I am the instructor for the Seminar. I created the content for the Seminar, and I have been teaching the Seminar regularly for about eight years. The Seminar is organized under the SANS Institute, sans.org, premier outfit for training professionals on computer policy, security and forensics issues. The Seminar is held five times a year, in various cities around the US. These cities are selected for their good transportation and large hotels. The Seminar is always held as part of a larger technology conference organized by the SANS Institute.
The Seminar is unique in all the world. No other education experience comes close to matching the depth, content and quality of this in-person, highly-interactive Seminar. It is a five-day, intellectually-intensive training event that enables professionals (including lawyers, auditors, computer security experts, law enforcement officers and others) to understand and cope with the law of information security and investigations. Typically, 25+ students attend the Seminar.
The scope of the Seminar is global. We cover law throughout the world, though more focus is placed on US cases because the US has more experience with computer law issues.
There is no prerequisite for taking or benefiting from the Seminar. A lawyer like the Applicant needs no technical experience or technical responsibilities to benefit from the Seminar.
The Seminar is especially relevant to lawyers and other professionals who work for national revenue authorities. National revenue authorities face ever-growing problems associated with the Internet, electronic transactions, digital evidence, data privacy and computer security.
Lawyers and other professionals who attend the Seminar come from across the world. For example, when the Seminar was held in Washington, DC, December 2010, one of the students was a lawyer for a European police agency.
One of the reasons this Seminar is so valuable to students is that I am internationally-known on the topics covered in the Seminar. I am author of the leading book The Law of Electronic Commerce, among other professionally-recognized works.
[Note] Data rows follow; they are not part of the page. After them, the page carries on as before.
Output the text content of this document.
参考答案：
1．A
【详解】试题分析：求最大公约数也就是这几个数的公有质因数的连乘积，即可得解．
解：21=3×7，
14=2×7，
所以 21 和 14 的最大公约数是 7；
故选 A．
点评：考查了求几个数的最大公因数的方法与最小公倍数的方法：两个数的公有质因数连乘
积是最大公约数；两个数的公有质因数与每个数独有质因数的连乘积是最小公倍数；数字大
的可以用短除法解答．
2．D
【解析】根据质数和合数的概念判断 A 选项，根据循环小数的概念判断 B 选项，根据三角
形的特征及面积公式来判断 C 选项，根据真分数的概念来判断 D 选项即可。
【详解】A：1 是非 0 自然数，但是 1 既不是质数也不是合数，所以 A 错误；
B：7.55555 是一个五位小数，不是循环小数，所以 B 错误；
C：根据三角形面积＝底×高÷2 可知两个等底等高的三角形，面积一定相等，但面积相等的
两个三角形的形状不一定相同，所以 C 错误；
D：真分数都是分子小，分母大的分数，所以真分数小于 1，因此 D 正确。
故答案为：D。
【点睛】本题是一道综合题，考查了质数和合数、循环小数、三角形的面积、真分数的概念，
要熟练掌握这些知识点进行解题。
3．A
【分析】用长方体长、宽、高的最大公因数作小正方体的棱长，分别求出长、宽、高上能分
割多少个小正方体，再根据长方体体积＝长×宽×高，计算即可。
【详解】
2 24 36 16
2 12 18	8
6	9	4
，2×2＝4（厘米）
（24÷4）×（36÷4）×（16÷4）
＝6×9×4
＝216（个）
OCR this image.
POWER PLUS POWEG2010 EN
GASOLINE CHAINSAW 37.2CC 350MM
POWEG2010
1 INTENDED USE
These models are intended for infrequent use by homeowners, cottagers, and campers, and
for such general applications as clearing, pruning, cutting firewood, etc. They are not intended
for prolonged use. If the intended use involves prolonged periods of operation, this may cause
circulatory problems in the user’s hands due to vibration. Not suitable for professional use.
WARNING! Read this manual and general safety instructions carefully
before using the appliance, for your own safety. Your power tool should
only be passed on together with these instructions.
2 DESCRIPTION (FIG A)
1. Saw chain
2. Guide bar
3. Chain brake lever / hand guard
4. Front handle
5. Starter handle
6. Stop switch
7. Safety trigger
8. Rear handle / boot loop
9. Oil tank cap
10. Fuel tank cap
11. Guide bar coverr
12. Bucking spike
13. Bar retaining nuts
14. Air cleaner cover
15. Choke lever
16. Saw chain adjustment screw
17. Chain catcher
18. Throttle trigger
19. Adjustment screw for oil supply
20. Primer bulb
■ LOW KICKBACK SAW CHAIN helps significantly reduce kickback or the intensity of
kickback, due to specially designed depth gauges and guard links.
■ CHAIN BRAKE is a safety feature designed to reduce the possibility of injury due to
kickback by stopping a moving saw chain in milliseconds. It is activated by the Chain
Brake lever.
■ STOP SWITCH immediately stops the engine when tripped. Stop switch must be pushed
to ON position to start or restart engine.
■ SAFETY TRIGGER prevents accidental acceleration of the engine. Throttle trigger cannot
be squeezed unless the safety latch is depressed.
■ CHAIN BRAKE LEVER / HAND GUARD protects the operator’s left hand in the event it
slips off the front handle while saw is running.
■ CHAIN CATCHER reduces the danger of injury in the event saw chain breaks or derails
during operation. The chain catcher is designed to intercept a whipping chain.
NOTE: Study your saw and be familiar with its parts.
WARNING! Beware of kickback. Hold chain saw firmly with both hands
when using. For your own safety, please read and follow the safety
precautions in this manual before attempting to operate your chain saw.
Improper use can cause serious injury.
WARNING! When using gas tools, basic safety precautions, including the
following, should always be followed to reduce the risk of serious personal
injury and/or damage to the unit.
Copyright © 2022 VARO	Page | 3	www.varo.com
In 2003 I worked for a month in Sri Lanka, under a project funded by the United States Agency for International Development (USAID – an arm of the US State Department), to help the Sri Lankan government develop law and policy for electronic commerce.
The Seminar involves over 30 hours of professional discussion, interaction and training, which I lead in person. One of the values of the Seminar is that it attracts students from diverse backgrounds (government, private sector, nonprofit, US and non-US). We debate, share ideas and learn from one another about challenging topics in the law of computers, electronic evidence, IT records and digital audits and investigations.
The benefits from the Seminar involve much more than the delivery of facts by lecture. Students learn to think critically about issues by interacting with me and the other students, both formally during training sessions and informally during breaks. The Seminar allows students to network with like-minded colleagues. Also, the larger SANS technology conference, of which the Seminar is a part, provides special educational events during lunch breaks and in the evenings.